Когда он уставал от педагогической роли, к нам могла спуститься сухонькая старая дева, учительница литературы с пятого этажа, из поделенной надвое квартиры математика Гюнтера, по чьим гимназическим учебникам учились наши отцы, молча постоять рядом, а потом вдруг, ни с того ни с сего рассказать о том, как она вернулась после войны сюда, домой, в пустую нетопленую комнату с выбитыми стеклами, и поняла: у нее не осталось дома, ни родных, ни близких, никого, и даже рассказать об этом некому. И она сняла солдатскую ушанку и зачем-то долго держала ее перед собой на вытянутых руках. А литературе она училась у Григория Александровича Гуковского, и если кто-то из нас поступит в университет, то есть там такая Маша Привалова на кафедре русского языка – вот кто был главным обвинителем безродных космополитов в 49-м. Маша требовала немедленного ареста всех евреев-профессоров на общественном судилище, куда согнали студентов и где каждому нужно было выступать с публичными отказами от своего профессора. Я не была способна к такому, язык не поворачивался, и меня перевели на заочное отделение, еле получила диплом.
В нашем доме на каждого интеллигента с высшим образованием приходилось по пять-шесть сильно пьющих пролетариев, две-три скандальных домохозяйки, полтора инвалида-пенсионера. Странно, что к голосам подростков с лестницы прислушивались и бессловесные рабочие, и идейные большевики-пенсионеры, но никто на нас не донес ни в КГБ, ни в милицию, хотя до начала семидесятых годов в ленинградских коммуналках существовала особая должность «квартуполномоченного», который на общественных началах отвечал не только за санитарную, но и за идеологическую чистоту помещения. Квартира, в которой я жил, принадлежала до революции какому-то генералу, ребенком играл я в орлянку с серебряными и золотыми георгиевскими крестами, полученными, думаю, если не за Русско-турецкую кампанию 1878 года, то уж за Русско-японскую войну 1905 точно.

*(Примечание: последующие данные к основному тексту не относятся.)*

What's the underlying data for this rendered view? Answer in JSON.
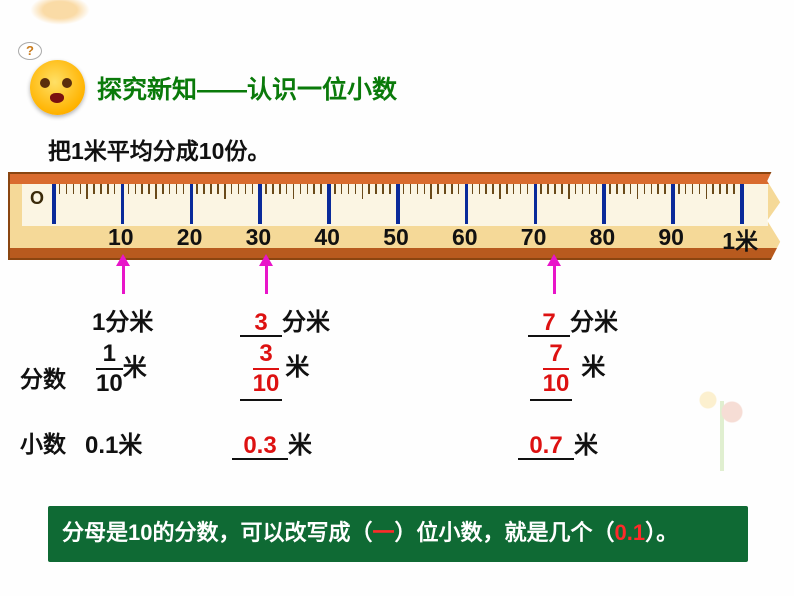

Поначалу в ней жила одна семья из трех человек и кухарка с истопником. Во времена моего детства жильцов стало уже около 20, считая детей и подростков, а комнат – восемь с половиной, как в фильме Феллини. Полукомнатой можно считать бывшую шестиметровую ванную, без окон и вентиляции, населенную семьей с грудным ребенком. На стене в сортире было прибито шесть или семь гвоздиков, и на каждом – как хомут в конюшне – красовался персональный семейный стульчак. Под потолком сортира – гроздья лампочек и спутанные гирлянды электропроводки, причудливо ветвившейся по направлению к нескольким, персональным же выключателям. Нечаянному гостю здесь приходилось не сладко, и редко кому удавалось с первого раза сделать правильный выбор. Стульчаков на всех не хватало, и иные, свежепереселенные из пригородов подселенцы-квартиросъемщики вскакивали орлом на унитаз, при этом нередко напрочь сворачивая его. Рядом, на кухне, всегда, с шести утра до полуночи, топилась необъятная плита, стоял чад, вечно что-то булькало в кастрюлях и чанах. Было ли это белье, супы, похлебки или варево клейстера – достоверно знал только непосредственный владелец той или иной емкости, ибо все они не просто прикрывались крышками, но, во избежание вредоносного соседского вмешательства, еще и снабжены были специально приваренными двойными ушками, на которых висели замки и замочки. Хозяйки обычно вплывали на кухню с ключами от своих кастрюль, свисавшими поверх передников на грудь, наподобие наперсных священнических крестов. Когда впервые в Эрмитаже я увидел на древнеегипетском саркофаге богиню Изиду с крестовидным ключом бессмертия, то почувствовал себя снова на коммунальной кухне, где общение и приготовление пищи выглядело таким же таинственным ритуалом, как похоронная церемония где-нибудь в Мемфисе.